"Дзиро Асада. Путеец " - читать интересную книгу автора

в полутемной кухоньке. - Дяденька, расскажите еще что-нибудь.
Все же этот пустоголовый настоятель, невольно подумал Отомацу, мог
заранее позвонить и сообщить мне... Не исключено, впрочем, что он просто
хотел как лучше... Да и то сказать, не приди ко мне эта девочка, я
непременно напился бы еще до полудня и, завалившись спать, проснулся бы
только к вечернему рейсу. А может, и Сэндзи его подговорил...
В Хоромаи разыгралась страшная метель, невозможно было отличить день от
ночи, все терялось в густой снежной мгле. Старое здание вокзала скрылось под
белым покрывалом, не пропускавшим ни звука, ни света.
Девочка оказалась благодарной слушательницей и с восторгом внимала
рассказам старого начальника станции о прежних временах.
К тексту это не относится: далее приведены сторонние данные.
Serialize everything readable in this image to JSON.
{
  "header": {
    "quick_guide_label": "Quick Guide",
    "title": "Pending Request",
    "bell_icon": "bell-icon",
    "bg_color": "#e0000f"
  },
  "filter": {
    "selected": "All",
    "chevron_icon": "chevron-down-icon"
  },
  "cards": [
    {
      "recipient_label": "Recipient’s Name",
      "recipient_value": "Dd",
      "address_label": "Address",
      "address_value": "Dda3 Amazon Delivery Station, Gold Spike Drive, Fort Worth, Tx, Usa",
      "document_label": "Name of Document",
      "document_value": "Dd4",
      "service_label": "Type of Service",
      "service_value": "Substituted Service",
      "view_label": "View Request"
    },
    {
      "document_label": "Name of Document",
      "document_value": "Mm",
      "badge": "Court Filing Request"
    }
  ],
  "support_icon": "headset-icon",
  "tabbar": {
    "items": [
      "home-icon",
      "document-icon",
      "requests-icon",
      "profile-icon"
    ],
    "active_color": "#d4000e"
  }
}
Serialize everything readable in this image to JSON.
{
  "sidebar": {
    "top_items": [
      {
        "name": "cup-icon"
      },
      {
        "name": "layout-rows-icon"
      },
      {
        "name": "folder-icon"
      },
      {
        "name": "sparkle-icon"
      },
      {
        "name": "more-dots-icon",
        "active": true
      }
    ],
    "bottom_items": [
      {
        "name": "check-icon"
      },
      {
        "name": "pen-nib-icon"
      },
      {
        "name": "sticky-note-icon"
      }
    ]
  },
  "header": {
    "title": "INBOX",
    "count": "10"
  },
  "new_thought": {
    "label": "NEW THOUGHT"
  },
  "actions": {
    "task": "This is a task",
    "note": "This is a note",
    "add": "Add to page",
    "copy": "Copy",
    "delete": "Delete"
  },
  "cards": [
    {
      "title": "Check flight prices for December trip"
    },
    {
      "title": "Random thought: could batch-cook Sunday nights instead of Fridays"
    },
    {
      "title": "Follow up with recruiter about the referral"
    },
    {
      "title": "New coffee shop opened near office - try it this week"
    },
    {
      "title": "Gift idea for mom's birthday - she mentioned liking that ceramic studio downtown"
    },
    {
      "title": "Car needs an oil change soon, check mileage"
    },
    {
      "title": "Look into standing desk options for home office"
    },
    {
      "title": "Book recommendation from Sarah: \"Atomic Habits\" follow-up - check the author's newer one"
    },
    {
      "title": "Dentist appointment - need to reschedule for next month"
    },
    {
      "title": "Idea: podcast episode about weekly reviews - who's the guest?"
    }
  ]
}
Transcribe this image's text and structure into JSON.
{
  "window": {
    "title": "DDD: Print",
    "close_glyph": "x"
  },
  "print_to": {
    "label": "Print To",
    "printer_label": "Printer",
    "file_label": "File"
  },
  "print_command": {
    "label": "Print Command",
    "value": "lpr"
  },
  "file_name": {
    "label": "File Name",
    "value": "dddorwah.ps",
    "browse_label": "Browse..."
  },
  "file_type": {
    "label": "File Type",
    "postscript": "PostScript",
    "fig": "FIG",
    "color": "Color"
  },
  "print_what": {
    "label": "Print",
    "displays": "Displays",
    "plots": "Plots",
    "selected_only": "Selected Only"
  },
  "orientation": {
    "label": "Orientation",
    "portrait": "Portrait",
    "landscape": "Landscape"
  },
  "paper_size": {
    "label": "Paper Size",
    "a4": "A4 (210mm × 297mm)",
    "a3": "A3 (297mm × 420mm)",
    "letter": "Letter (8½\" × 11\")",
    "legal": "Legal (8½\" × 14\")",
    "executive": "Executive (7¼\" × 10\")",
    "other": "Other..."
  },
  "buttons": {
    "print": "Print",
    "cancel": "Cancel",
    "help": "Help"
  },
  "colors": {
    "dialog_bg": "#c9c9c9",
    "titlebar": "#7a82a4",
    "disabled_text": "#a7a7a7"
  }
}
Отомацу иногда
вдруг спохватывался: "Не слишком ли я..." - однако, не в силах остановиться,
выкладывал все, что накопилось в нем за полвека, жаловался на неудачи,
хвастался успехами.
Все эти воспоминания осели на дне его души, прятавшейся под ветхой
формой железнодорожника, и хранились там вместе с запахом жирного
паровозного дыма и шероховатостью зажатого в руке куска угля. С каждым новым
рассказом на сердце у него становилось все легче и легче.
Период подъема, связанный с военными заказами. Авария в шахте и горы
трупов на вокзале. Беспорядки среди шахтеров, для усмирения которых на
станцию прибыли особые полицейские подразделея. И - словно гаснущие огни -
оставляемые одна за другой шахты.
Когда девочка спросила, какое воспоминание он считает самым тяжелым,
Отомацу не стал рассказывать ей о смерти дочери. Это было его частное дело.
Несомненно, для человека по имени Сато Отомацу самым тяжелым испытанием в
жизни была смерть дочери, а вслед за тем - смерть жены.
Но путейцу Отомацу, пожалуй, тяжелее всего было вспоминать о том, как
каждый год он провожал местных ребятишек в город. Они обычно уезжали туда
большими группами по найму какой-нибудь фирмы. - Эти детишки были
двумя-тремя годами младше тебя. Ну и ревели же они! А мне нельзя было
плакать. Я заставлял себя улыбаться, похлопывал каждого по плечу,
подбадривал: "А ну, гляди веселей!" А у самого просто сердце разрывалось!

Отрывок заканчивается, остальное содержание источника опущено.